IZ224 coverA novella is a job for the weekend, so we start issue 224 with story two. I don’t think I’ve read anything else by Katherine Sparrow, but this is up to Rachel Swirsky’s usual standards. Like “Eros, Philia, Agape”, it takes a familiar sfnal conceit — in this case, absorption of an individual into a hive mind, here called Aviva — and ferrets out its implications for normal human relationships. It’s narrated by an absorb-ee, Simon, looking back at the circumstances that lead to his absorption: a painful breakup, and a rebound with Aviva.

“Relationships between people with lone bodies and lone minds are always unequal.” That’s what Aviva says. “Power springs up between them like a weed, and tangles everything.”
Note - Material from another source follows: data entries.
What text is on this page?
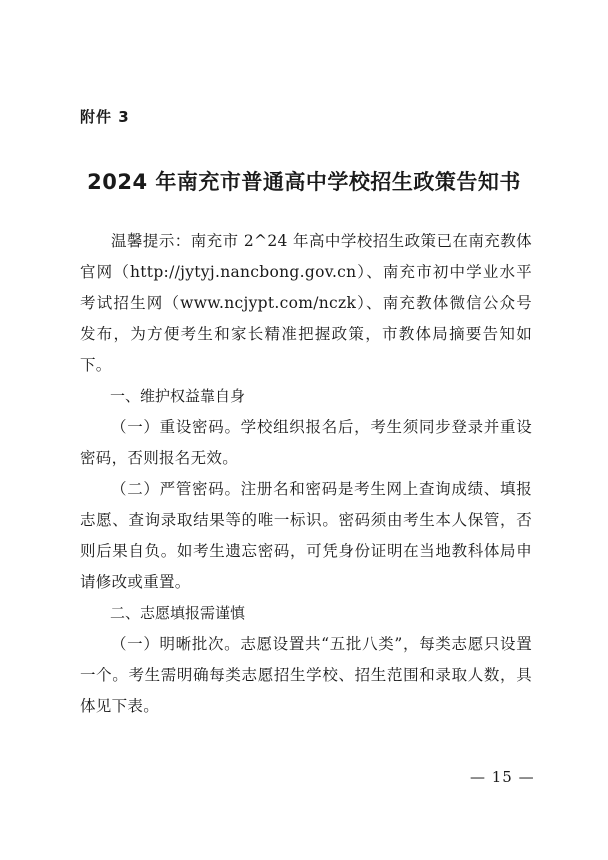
附件 3
2024 年南充市普通高中学校招生政策告知书

温馨提示：南充市 2^24 年高中学校招生政策已在南充教体官网（http://jytyj.nancbong.gov.cn）、南充市初中学业水平考试招生网（www.ncjypt.com/nczk）、南充教体微信公众号发布，为方便考生和家长精准把握政策，市教体局摘要告知如下。

一、维护权益靠自身

（一）重设密码。学校组织报名后，考生须同步登录并重设密码，否则报名无效。

（二）严管密码。注册名和密码是考生网上查询成绩、填报志愿、查询录取结果等的唯一标识。密码须由考生本人保管，否则后果自负。如考生遗忘密码，可凭身份证明在当地教科体局申请修改或重置。

二、志愿填报需谨慎

（一）明晰批次。志愿设置共“五批八类”，每类志愿只设置一个。考生需明确每类志愿招生学校、招生范围和录取人数，具体见下表。

— 15 —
As Lois Tilton notes, the story is filled with contradictions: Aviva seeks out Simon because she is entranced by his dancing, but he ends the story having given up physical existence entirely; Aviva is the creation of a group of Orthodox Jewish geneticists looking for a way to preserve their culture, and does she what she’s doing as preservation, yet it’s clear there is at least some loss of individuality: personalities can be closer to or further from the surface of Aviva. But it seems to me the story is entirely aware of this, that it grows from the central contradiction of any relationship — two (or more) people trying to be one entity (also a particularly apt theme for a collaborative story, of course) — and that absorption into Aviva is far from being “too good to be true”. For Simon, at least, it’s a capitulation, an acknowledgement that he cannot — does not want to — carry on alone. “You can’t preserve things without changing them”, says Aviva, as if in explanation of the doped-up nature of existence inside her; but at some point, the title’s prediction comes true.
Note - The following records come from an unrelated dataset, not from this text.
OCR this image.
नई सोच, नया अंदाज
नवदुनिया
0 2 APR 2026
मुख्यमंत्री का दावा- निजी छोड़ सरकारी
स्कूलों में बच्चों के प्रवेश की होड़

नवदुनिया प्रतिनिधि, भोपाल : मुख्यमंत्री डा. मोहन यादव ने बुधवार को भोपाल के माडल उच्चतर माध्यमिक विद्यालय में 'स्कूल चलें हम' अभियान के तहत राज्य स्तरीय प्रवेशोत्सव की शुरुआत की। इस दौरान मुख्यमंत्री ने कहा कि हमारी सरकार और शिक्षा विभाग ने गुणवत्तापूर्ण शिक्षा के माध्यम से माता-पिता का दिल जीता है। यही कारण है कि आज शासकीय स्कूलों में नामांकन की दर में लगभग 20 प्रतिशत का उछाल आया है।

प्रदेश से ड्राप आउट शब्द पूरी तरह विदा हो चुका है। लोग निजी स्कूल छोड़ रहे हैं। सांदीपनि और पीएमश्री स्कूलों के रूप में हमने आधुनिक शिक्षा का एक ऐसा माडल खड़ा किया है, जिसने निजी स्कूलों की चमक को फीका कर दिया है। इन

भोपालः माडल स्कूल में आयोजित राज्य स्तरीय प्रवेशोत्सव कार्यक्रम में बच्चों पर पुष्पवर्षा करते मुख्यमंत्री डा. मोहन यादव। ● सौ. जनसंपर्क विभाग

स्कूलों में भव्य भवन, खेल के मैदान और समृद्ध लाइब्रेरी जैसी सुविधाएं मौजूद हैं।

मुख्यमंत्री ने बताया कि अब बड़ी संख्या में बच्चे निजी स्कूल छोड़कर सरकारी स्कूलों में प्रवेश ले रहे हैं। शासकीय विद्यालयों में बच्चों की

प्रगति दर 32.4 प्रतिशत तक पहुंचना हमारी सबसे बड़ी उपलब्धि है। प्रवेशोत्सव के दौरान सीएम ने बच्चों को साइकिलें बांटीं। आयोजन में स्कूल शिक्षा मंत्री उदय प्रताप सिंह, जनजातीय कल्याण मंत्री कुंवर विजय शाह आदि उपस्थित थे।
4 thoughts on ““No Longer You” by Katherine Sparrow and Rachel Swirsky

  1. This story didn’t quite work for me, partly because I really thought the treatment of (let’s face it) a very old SF idea just wasn’t new enough.

    (Probably doesn’t help that it’s one of those I ideas I viscerally dislike.)

  2. I think the cultural specificity of it went a long way to carrying the story for me. (And if I thought the story was trying to pass off the absorption as uncomplicatedly consolatory, as Lois did, I don’t think I’d like it much either…)

  3. Certainly there were good points to the story — indeed, it’s a pretty good story. The cultural specificity you mention is a definite plus. It just fell short of really clicking with me for the reasons I mention.